Directed by: Mervyn LeRoy
Premise: A housewife (Nancy Kelly) begins to
suspect that her daughter (Patti McCormack) is a killer.
What Works: The Bad
Seed is a classic film. A lot of the familiar plot points of the troubled
child genre are established here and echoed in later films like Orphan, The Omen,
and The Good
Son. The Bad Seed plays out with much more ambiguity than many of
its successors, holding off on revealing the truth about the child in ways that
further the mystery and create doubt about the sanity of her mother. There are
some terrific performances in the film, including Eileen Heckart as a mother
whose son has drowned, Henry Jones as a mentally disabled local, Patti McCormack
as the troubled child, and Nancy Kelly as her mother. McCormack gives the most
memorable performance here and it has become the de facto example of
manipulative and potentially evil children in film. The Bad Seed is also
interesting to watch in part because of the time it was made. Shot in black and
white and set in suburbia in the mid-1950s, the picture has a look not all the
different from Leave
It to Beaver but then uses it as the setting for a murder mystery in
which a blond-haired, blue-eyed little girl might be a psychopath. This makes
the film rather subversive in what it suggests about suburbia and about the
nature of evil. These themes were later echoed in films like Halloween and A
Nightmare on Elm Street, and places The Bad Seed, along with Psycho and Night
of the Living Dead, among the original American horror films.

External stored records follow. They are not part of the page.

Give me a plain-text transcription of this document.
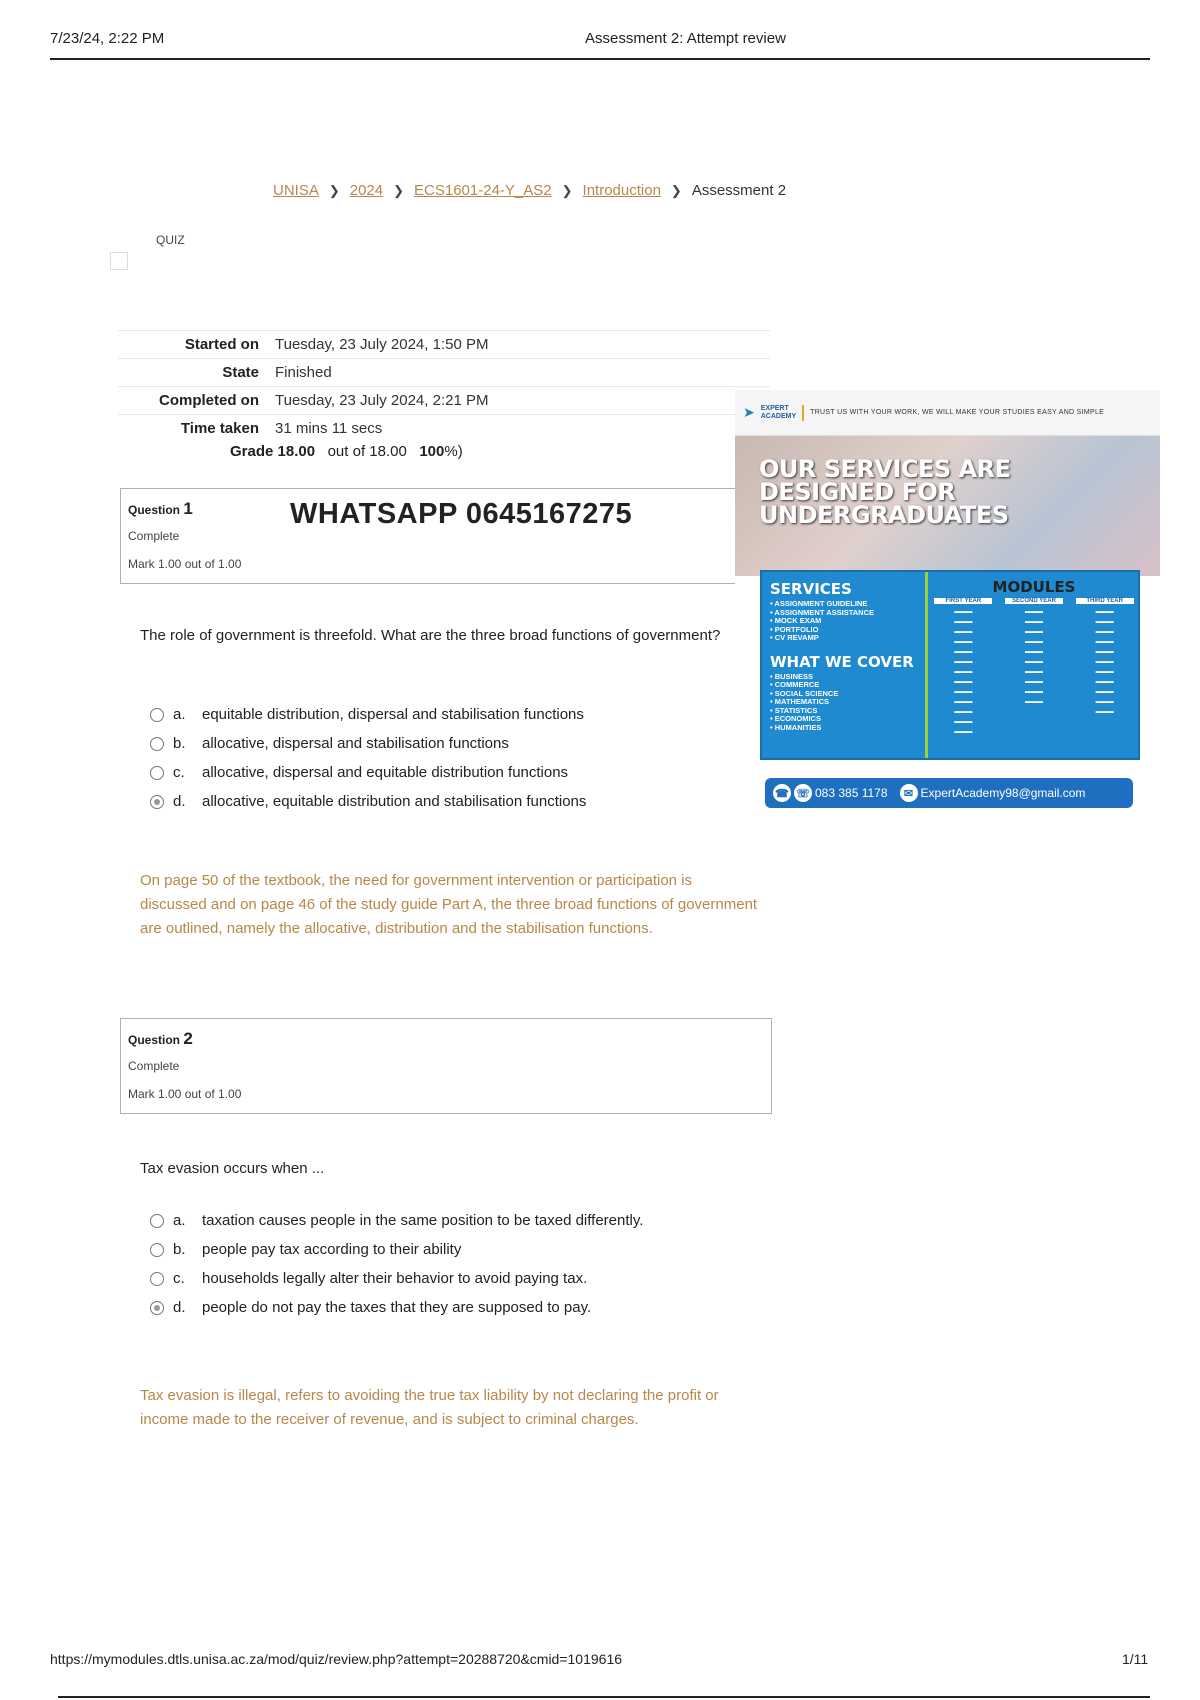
7/23/24, 2:22 PM	Assessment 2: Attempt review
UNISA ❯ 2024 ❯ ECS1601-24-Y_AS2 ❯ Introduction ❯ Assessment 2
QUIZ
Started on	Tuesday, 23 July 2024, 1:50 PM
State	Finished
Completed on	Tuesday, 23 July 2024, 2:21 PM
Time taken	31 mins 11 secs
Grade 18.00 out of 18.00 100%)
Question 1
Complete
Mark 1.00 out of 1.00
WHATSAPP 0645167275
The role of government is threefold. What are the three broad functions of government?
a.	equitable distribution, dispersal and stabilisation functions
b.	allocative, dispersal and stabilisation functions
c.	allocative, dispersal and equitable distribution functions
d.	allocative, equitable distribution and stabilisation functions
On page 50 of the textbook, the need for government intervention or participation is discussed and on page 46 of the study guide Part A, the three broad functions of government are outlined, namely the allocative, distribution and the stabilisation functions.
Question 2
Complete
Mark 1.00 out of 1.00
Tax evasion occurs when ...
a.	taxation causes people in the same position to be taxed differently.
b.	people pay tax according to their ability
c.	households legally alter their behavior to avoid paying tax.
d.	people do not pay the taxes that they are supposed to pay.
Tax evasion is illegal, refers to avoiding the true tax liability by not declaring the profit or income made to the receiver of revenue, and is subject to criminal charges.
➤ EXPERT
ACADEMY	TRUST US WITH YOUR WORK, WE WILL MAKE YOUR STUDIES EASY AND SIMPLE
OUR SERVICES ARE
DESIGNED FOR
UNDERGRADUATES
SERVICES
• ASSIGNMENT GUIDELINE
• ASSIGNMENT ASSISTANCE
• MOCK EXAM
• PORTFOLIO
• CV REVAMP
WHAT WE COVER
• BUSINESS
• COMMERCE
• SOCIAL SCIENCE
• MATHEMATICS
• STATISTICS
• ECONOMICS
• HUMANITIES
MODULES
FIRST YEAR
▬▬▬
▬▬▬
▬▬▬
▬▬▬
▬▬▬
▬▬▬
▬▬▬
▬▬▬
▬▬▬
▬▬▬
▬▬▬
▬▬▬
▬▬▬
SECOND YEAR
▬▬▬
▬▬▬
▬▬▬
▬▬▬
▬▬▬
▬▬▬
▬▬▬
▬▬▬
▬▬▬
▬▬▬
THIRD YEAR
▬▬▬
▬▬▬
▬▬▬
▬▬▬
▬▬▬
▬▬▬
▬▬▬
▬▬▬
▬▬▬
▬▬▬
▬▬▬
☎ ☏ 083 385 1178	✉ ExpertAcademy98@gmail.com
https://mymodules.dtls.unisa.ac.za/mod/quiz/review.php?attempt=20288720&cmid=1019616	1/11
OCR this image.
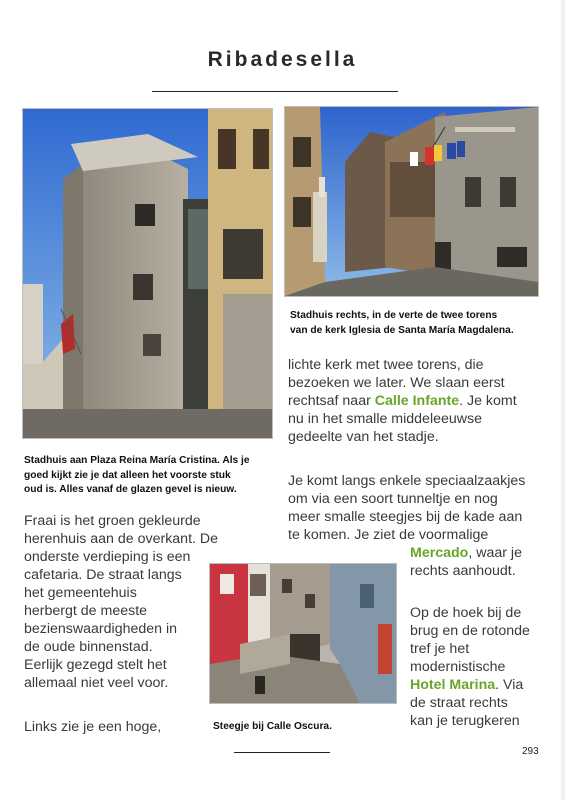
Ribadesella
Stadhuis aan Plaza Reina María Cristina. Als je
goed kijkt zie je dat alleen het voorste stuk
oud is. Alles vanaf de glazen gevel is nieuw.
Stadhuis rechts, in de verte de twee torens
van de kerk Iglesia de Santa María Magdalena.
lichte kerk met twee torens, die
bezoeken we later. We slaan eerst
rechtsaf naar Calle Infante. Je komt
nu in het smalle middeleeuwse
gedeelte van het stadje.
Je komt langs enkele speciaalzaakjes
om via een soort tunneltje en nog
meer smalle steegjes bij de kade aan
te komen. Je ziet de voormalige
Mercado, waar je
rechts aanhoudt.
Op de hoek bij de
brug en de rotonde
tref je het
modernistische
Hotel Marina. Via
de straat rechts
kan je terugkeren
Fraai is het groen gekleurde
herenhuis aan de overkant. De
onderste verdieping is een
cafetaria. De straat langs
het gemeentehuis
herbergt de meeste
bezienswaardigheden in
de oude binnenstad.
Eerlijk gezegd stelt het
allemaal niet veel voor.
Links zie je een hoge,	Steegje bij Calle Oscura.
293
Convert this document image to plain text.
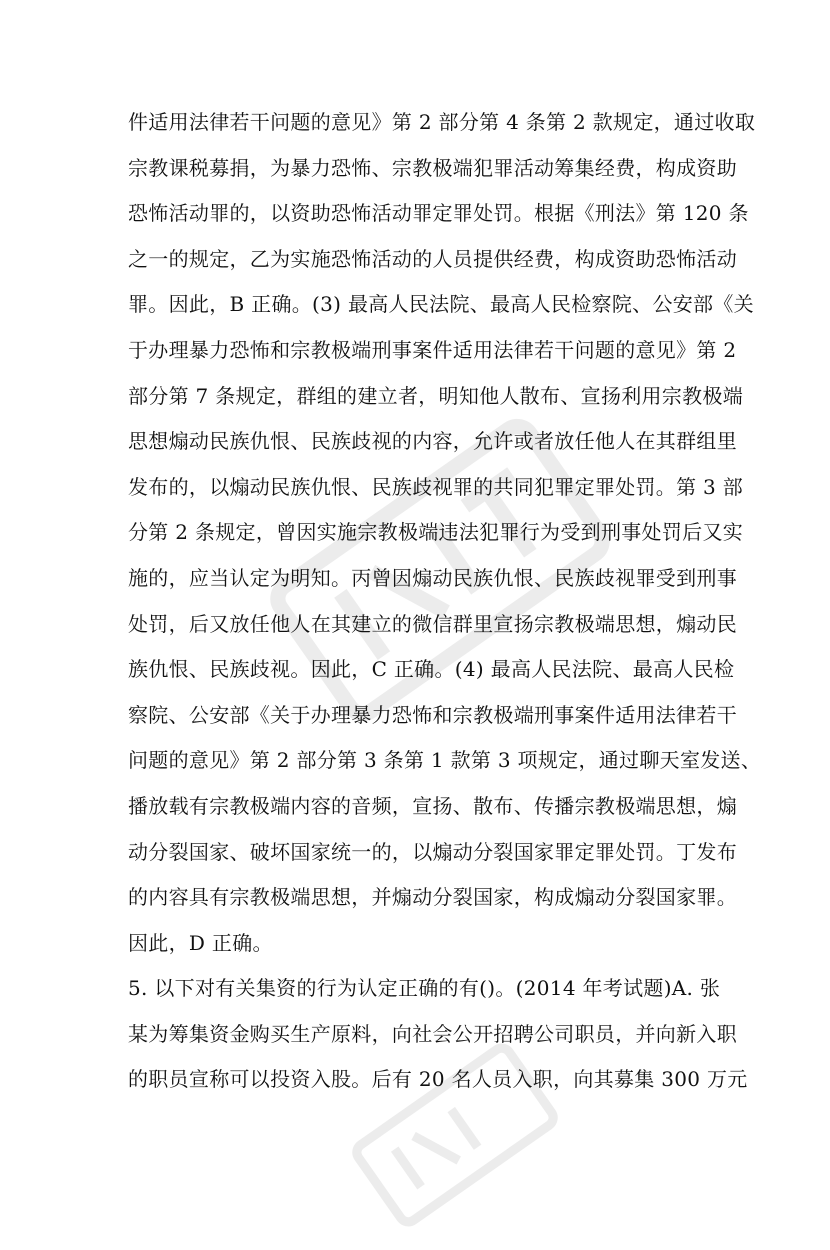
件适用法律若干问题的意见》第 2 部分第 4 条第 2 款规定，通过收取
宗教课税募捐，为暴力恐怖、宗教极端犯罪活动筹集经费，构成资助
恐怖活动罪的，以资助恐怖活动罪定罪处罚。根据《刑法》第 120 条
之一的规定，乙为实施恐怖活动的人员提供经费，构成资助恐怖活动
罪。因此，B 正确。(3) 最高人民法院、最高人民检察院、公安部《关
于办理暴力恐怖和宗教极端刑事案件适用法律若干问题的意见》第 2
部分第 7 条规定，群组的建立者，明知他人散布、宣扬利用宗教极端
思想煽动民族仇恨、民族歧视的内容，允许或者放任他人在其群组里
发布的，以煽动民族仇恨、民族歧视罪的共同犯罪定罪处罚。第 3 部
分第 2 条规定，曾因实施宗教极端违法犯罪行为受到刑事处罚后又实
施的，应当认定为明知。丙曾因煽动民族仇恨、民族歧视罪受到刑事
处罚，后又放任他人在其建立的微信群里宣扬宗教极端思想，煽动民
族仇恨、民族歧视。因此，C 正确。(4) 最高人民法院、最高人民检
察院、公安部《关于办理暴力恐怖和宗教极端刑事案件适用法律若干
问题的意见》第 2 部分第 3 条第 1 款第 3 项规定，通过聊天室发送、
播放载有宗教极端内容的音频，宣扬、散布、传播宗教极端思想，煽
动分裂国家、破坏国家统一的，以煽动分裂国家罪定罪处罚。丁发布
的内容具有宗教极端思想，并煽动分裂国家，构成煽动分裂国家罪。
因此，D 正确。
5. 以下对有关集资的行为认定正确的有()。(2014 年考试题)A. 张
某为筹集资金购买生产原料，向社会公开招聘公司职员，并向新入职
的职员宣称可以投资入股。后有 20 名人员入职，向其募集 300 万元
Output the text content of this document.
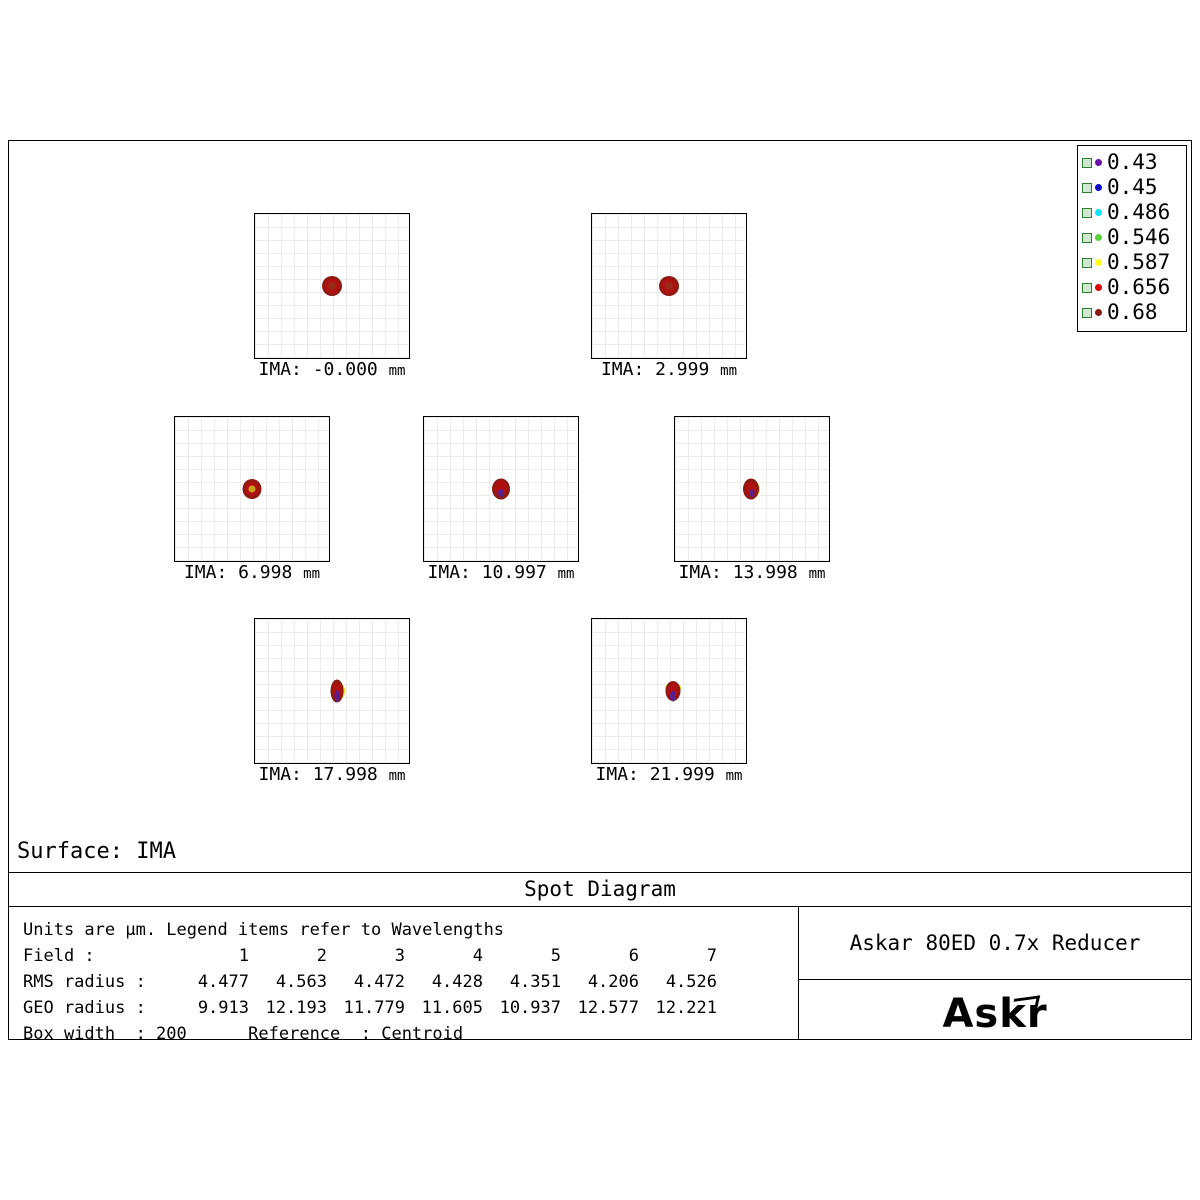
0.43
0.45
0.486
0.546
0.587
0.656
0.68
IMA: -0.000 mm	IMA: 2.999 mm
IMA: 6.998 mm	IMA: 10.997 mm	IMA: 13.998 mm
IMA: 17.998 mm	IMA: 21.999 mm
Surface: IMA
Spot Diagram
Units are µm. Legend items refer to Wavelengths
Field :	1	2	3	4	5	6	7
RMS radius :	4.477	4.563	4.472	4.428	4.351	4.206	4.526
GEO radius :	9.913	12.193	11.779	11.605	10.937	12.577	12.221
Box width  : 200      Reference  : Centroid
Askar 80ED 0.7x Reducer
Askr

What Doesn’t: The only trouble with The Bad
Seed is the ending, which is a copout. The rest of the film is terrific but
the conclusion is a let down.
DVD extras: Featurette, commentary track.
Bottom Line: Despite the faults of the ending The Bad Seed is an important film and highly entertaining. It has some terrific performances and is worth viewing by thriller aficionados or those interested in the roots of the American horror film.